- Born: 9 September 1980 (age 45) Tripoli, Libya
- Education: University of Tripoli
- Occupations: Journalist, Writer
- Employer(s): al-Ghad Media Group (2008–2009) Libyan Jamahiriya Broadcasting Corporation (2009–2011)
- Parents: Abdelkadir Misrati (father); Hasa (mother);

= Hala Misrati =

Libyan journalist (born 1980)

Hala Misrati (هالة المصراتي; born 9 September 1980) is a Libyan writer, television anchor and journalist. She came to wide prominence around the Arab world during the First Libyan Civil War, during which she made pro-Gaddafi government broadcasts on Libyan state television.

==Early life and education==
Hala Misrati was born in Tripoli; she obtained a BA in law from Al Fateh University in 2003. She published a collection of short stories in 2007 entitled "The moon has another face", which a review from Middle-East-Online.com praised her "humane honesty", and described her as someone who "is angry like a child about the lies of others.". She began working in television in 2008.

==2009 incident==
On 24 April 2009, the quasi-independent al-Libiyya satellite television channel interview show Ain Qurb ("Up Close") was abruptly interrupted when its signal was replaced by the one from the state-run al-Jamahiriya channel. According to the WikiLeaks United States diplomatic cables leak, the show host Hala Misrati, who was hardball-style interviewing senior Revolutionary Committees member Mustafa Zaidi, was questioned by state security officers who entered the studio after the cut.

On 29 April, Misrati was interviewed in the Oea newspaper, where she downplayed the interruption of her program, saying that the individuals who questioned her were not security officers, and that their questions were benign. She blamed differences of opinion between her guest Mustafa Zaidi and other Revolutionary Committees members for the crisis, and criticized the strictures placed on journalists in Libya by reactionary regime figures.

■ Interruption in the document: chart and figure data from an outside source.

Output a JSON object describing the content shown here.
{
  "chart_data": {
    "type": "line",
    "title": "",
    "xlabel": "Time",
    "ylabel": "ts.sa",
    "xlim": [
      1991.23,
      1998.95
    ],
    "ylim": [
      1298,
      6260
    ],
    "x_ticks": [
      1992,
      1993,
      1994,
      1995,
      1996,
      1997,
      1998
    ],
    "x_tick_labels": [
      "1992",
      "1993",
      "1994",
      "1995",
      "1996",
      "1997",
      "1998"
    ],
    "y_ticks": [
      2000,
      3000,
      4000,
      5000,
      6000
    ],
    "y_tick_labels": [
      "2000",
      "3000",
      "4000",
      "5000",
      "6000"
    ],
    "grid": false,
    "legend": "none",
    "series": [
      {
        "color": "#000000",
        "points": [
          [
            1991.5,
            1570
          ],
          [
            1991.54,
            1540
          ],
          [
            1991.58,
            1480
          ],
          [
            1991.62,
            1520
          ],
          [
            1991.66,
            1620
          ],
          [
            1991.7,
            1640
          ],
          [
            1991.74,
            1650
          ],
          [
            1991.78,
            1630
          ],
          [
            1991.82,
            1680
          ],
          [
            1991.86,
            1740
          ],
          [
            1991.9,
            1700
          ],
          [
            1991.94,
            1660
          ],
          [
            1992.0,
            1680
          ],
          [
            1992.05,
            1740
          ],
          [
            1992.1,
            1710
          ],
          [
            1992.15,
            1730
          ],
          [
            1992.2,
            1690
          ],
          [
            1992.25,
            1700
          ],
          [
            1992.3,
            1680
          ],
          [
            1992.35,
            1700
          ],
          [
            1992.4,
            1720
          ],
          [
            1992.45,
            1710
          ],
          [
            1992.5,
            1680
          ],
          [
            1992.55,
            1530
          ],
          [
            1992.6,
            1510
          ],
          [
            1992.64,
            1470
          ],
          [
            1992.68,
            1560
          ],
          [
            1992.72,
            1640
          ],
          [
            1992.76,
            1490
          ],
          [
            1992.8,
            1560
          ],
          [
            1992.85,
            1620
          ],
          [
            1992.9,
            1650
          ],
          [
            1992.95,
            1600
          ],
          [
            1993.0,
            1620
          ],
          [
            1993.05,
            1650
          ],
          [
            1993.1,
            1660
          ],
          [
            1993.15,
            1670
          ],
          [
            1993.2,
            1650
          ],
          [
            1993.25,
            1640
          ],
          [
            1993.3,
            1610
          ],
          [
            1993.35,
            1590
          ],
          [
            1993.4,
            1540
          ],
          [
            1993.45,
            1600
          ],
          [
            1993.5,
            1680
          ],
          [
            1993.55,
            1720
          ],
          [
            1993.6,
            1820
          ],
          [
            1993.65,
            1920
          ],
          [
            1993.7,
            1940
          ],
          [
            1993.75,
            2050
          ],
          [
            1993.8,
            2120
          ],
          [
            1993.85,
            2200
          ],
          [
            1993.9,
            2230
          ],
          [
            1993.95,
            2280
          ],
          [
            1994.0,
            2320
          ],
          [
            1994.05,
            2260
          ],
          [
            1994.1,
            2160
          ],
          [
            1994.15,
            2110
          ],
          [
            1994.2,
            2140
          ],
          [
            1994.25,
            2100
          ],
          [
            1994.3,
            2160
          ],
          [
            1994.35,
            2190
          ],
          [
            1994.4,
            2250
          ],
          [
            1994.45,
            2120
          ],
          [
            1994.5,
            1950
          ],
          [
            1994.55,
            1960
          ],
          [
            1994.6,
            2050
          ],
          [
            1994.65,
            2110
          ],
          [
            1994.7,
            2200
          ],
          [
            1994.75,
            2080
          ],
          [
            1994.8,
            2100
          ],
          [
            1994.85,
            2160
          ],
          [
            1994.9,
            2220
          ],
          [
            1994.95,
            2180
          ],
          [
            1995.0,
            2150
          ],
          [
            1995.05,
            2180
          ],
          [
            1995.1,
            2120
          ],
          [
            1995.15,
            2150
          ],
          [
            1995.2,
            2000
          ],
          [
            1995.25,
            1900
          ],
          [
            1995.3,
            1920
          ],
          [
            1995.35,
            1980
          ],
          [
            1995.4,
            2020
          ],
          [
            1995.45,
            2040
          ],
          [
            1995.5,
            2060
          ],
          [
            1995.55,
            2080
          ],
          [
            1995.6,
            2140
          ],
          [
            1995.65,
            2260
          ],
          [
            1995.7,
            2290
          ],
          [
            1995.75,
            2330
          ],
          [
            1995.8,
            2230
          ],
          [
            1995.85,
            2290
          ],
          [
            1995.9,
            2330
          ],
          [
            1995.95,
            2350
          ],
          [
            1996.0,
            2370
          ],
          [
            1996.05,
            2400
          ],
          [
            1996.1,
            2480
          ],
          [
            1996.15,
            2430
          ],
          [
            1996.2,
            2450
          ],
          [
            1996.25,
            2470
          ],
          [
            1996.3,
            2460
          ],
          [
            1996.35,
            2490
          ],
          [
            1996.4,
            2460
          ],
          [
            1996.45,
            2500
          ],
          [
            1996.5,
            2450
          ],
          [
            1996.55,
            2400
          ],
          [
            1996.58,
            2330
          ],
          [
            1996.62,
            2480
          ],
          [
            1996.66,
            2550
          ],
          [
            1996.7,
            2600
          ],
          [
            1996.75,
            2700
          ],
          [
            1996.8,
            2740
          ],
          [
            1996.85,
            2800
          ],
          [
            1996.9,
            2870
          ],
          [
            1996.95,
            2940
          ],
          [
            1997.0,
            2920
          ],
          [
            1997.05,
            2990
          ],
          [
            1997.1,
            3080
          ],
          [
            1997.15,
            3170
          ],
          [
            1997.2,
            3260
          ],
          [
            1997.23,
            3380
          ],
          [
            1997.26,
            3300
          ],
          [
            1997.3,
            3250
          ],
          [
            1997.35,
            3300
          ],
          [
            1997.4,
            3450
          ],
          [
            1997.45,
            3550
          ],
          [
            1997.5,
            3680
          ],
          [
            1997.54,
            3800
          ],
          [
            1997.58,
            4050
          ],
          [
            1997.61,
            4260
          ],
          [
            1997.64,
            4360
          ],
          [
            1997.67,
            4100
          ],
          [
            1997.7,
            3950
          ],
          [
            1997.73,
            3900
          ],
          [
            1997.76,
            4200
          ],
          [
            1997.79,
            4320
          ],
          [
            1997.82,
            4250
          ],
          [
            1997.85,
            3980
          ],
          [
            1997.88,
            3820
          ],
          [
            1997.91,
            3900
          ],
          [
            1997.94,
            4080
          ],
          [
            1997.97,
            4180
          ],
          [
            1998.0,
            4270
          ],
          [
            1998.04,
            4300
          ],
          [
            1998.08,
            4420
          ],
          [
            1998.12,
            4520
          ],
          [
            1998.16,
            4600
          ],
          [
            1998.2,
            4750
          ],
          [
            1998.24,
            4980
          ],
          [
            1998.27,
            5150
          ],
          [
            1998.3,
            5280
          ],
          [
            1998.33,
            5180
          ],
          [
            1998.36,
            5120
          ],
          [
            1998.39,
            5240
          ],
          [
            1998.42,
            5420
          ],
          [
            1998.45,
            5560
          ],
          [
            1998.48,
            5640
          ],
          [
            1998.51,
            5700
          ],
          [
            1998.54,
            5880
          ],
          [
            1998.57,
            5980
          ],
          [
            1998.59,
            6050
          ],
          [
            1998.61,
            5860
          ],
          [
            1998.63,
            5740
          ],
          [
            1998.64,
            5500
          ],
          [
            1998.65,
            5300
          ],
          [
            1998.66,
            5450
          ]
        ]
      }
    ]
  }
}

==Rose to fame during the First Libyan Civil War==
Misrati's pro-Gaddafi stance made her a famous TV personality during the First Libyan Civil War. Video clips of her mistakes and loyalty to Gaddafi were widely viewed on YouTube. In one famous example, Hala Misrati claimed that Muslims could not accept the UN's move to "adopt" the draft resolution authorizing NATO airstrikes over Libya because Islam prohibits adoption – of children. In her last broadcast– a day before Libyan State TV was taken over by the anti-Gaddafi rebels– Misrati brandished a pistol and vowed "You [the Libyan rebels] won't take the channel, Tripoli, or Libya! I will protect my colleagues at the [Libyan State TV] channel…we are willing to become martyrs" adding "with this weapon I either kill or die today!".

==Capture by rebels==
On 22 August 2011, during the Battle of Tripoli, the rebels stormed the headquarters of Libyan State TV and captured Misrati. She was arrested when she was driving through Tripoli, and was taken to an office building for questioning. An armed mob of rebels tried to storm the office where she was, and they had to be dispersed by a rebel officer by firing his gun through the ceiling. The next day, Misrati appeared on a video arguing with her captors, even when they pointed their automatic rifles at her.
She also appeared veiled (when she usually didn't wear a veil when she appeared on TV) on 19 February 2012 in another brief video, denying the media reports of her assassination, saying "I'm still alive, and I am still among the rebels. I was not killed and was not treated badly,"

==Release==
In February 2012, Hala Misrati was released in Tripoli, where she had been jailed. In an interview with the Libyan resistance radio, she declared that the armed militias were controlling the country, and not the National Transitional Council and that the pro-Gaddafi resistance was still fighting. Finally, she revealed that the Gaddafi government forces had 23 battalions during the war, while the rebels had more than 100.

As of 2018, she is living in Uganda. She had also spent time in Tunisia and is planning to write her memoir.